And while my helpless body stumbled along its route my mind was back in New York. This was my apartment on Tenth Street, and Jacqueline sat behind the curtains. I had dreamed of a long journey through a snow-bound wilderness, but I had awakened and we were to start for Jamaica by that day’s boat. How dear she was! She raised her eyes, full of trusting love, to mine, and I knew that there would never be any parting until death.
We sat beneath the palms, beside a sea that plunged against our little island, and the air was fragrant with the scent of orange-blossoms, carried upon the wind from the distant mainland. We were so happy there—there was no need to think or to remember. I slept against her shoulder.
Somebody was shaking me.
“Get up!” he bellowed in my ear. “Get up!
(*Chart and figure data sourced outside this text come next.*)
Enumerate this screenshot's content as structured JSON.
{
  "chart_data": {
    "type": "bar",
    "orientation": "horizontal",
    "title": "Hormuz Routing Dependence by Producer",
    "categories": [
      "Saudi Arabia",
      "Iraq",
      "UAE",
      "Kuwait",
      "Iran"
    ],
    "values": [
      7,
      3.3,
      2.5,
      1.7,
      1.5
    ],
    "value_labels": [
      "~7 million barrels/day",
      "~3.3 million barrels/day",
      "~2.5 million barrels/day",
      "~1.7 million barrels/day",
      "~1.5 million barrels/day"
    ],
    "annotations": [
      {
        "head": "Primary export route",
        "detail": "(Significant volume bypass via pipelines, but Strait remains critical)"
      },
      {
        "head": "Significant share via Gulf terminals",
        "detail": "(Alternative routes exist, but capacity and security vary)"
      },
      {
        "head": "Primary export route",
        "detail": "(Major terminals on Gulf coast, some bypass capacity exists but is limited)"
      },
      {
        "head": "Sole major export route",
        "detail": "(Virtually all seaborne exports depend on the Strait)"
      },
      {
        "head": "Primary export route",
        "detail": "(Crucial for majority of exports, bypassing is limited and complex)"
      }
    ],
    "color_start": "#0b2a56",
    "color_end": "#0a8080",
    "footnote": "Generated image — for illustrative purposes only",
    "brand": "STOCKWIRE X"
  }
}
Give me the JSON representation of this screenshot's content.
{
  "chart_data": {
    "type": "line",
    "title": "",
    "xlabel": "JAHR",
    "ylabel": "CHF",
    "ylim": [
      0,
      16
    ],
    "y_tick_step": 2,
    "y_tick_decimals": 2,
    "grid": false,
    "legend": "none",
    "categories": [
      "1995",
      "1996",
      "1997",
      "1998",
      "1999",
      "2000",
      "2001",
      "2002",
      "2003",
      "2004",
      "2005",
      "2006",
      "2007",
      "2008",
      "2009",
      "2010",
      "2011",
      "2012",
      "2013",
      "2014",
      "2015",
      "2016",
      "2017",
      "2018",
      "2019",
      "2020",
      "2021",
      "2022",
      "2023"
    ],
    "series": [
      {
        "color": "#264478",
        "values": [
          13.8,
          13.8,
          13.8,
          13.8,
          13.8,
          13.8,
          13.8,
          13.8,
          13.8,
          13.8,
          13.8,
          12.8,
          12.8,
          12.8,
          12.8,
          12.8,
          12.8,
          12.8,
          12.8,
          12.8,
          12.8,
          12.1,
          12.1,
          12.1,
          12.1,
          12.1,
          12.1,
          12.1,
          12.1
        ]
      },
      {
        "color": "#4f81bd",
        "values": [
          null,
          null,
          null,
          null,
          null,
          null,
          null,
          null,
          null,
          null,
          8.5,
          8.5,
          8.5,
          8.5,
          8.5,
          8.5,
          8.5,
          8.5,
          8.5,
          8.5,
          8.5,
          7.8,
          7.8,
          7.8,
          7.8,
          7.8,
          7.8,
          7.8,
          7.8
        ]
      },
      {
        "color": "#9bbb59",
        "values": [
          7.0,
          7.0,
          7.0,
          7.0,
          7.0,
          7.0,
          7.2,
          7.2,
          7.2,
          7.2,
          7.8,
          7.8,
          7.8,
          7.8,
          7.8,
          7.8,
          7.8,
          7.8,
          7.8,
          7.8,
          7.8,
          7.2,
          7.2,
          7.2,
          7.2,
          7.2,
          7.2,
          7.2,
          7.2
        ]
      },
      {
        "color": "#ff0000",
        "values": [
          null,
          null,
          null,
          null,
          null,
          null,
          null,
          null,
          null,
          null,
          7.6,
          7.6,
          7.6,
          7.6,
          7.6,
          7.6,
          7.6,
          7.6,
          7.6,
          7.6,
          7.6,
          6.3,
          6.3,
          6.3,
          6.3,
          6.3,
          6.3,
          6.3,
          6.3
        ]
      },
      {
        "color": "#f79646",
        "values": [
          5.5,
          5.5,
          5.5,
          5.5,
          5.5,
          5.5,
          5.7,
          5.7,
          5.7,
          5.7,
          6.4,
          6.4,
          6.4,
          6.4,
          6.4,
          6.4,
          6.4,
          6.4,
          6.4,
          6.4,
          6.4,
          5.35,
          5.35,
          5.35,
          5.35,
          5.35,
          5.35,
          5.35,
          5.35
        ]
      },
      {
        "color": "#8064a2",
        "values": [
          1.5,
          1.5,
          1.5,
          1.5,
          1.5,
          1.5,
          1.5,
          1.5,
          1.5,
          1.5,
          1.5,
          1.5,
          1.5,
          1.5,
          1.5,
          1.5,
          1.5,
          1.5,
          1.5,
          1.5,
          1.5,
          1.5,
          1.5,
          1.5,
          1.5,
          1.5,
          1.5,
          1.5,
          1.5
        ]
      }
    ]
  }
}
Do you want to die in the snow?”
I closed my eyes and sank back into a lethargy of sleep.
I had an indistinct impression of being carried for what seemed an eternity upon the shoulders of my rescuer, and of clinging there through the delirium that supervened.
Sometimes I thought I was on a camel’s back, pursuing Jacqueline’s abductors through the hot sands of an Egyptian desert; sometimes I was on shipboard, sinking in a tropical sea, beneath which amid the marl and ooze of delta depositions, hideous, antediluvian creatures, with faces like that of Leroux, writhed and stretched up their tentacles to drag me down.
Then I would be conscious of the cold and bitter wind again. But at last there came a grateful sense of warmth and ease, followed by a period of blank unconsciousness.
When at last I opened my eyes it was late afternoon. Though they pained me, I could now see with tolerable distinctness.
I was lying upon a bed of dried balsam-leaves inside a little hut, and through the half-open door I could see the sun just dipping behind the mountains. Besides the bed the hut contained a roughly hewn table and chair and a bookcase with a few books in it. Upon a wall hung a big crucifix of wood, and under it an old man was standing.
He heard me stir and came toward me. I recognized the massive shoulders and commanding countenance of Pere Antoine, and remembrance came back to me.
“Where am I?” I asked.
“In my cabin, monsieur,” answered the priest, standing at my side, an inscrutable calm upon his face.
“You saved me?”
“Three days ago. You were dying in the snow. You had fired off your pistols and had thrown your coat away. I had to carry you back and find it. It is lucky that I found you, monsieur, or assuredly you would soon have been dead. But for your dog——”
“My dog!” I exclaimed.
“Certainly, a dog came to me and brought me a mile out of my route to where you were lying. But, now, come to think of it, it disappeared and has not returned. Perhaps it was sent to me by le bon Dieu.”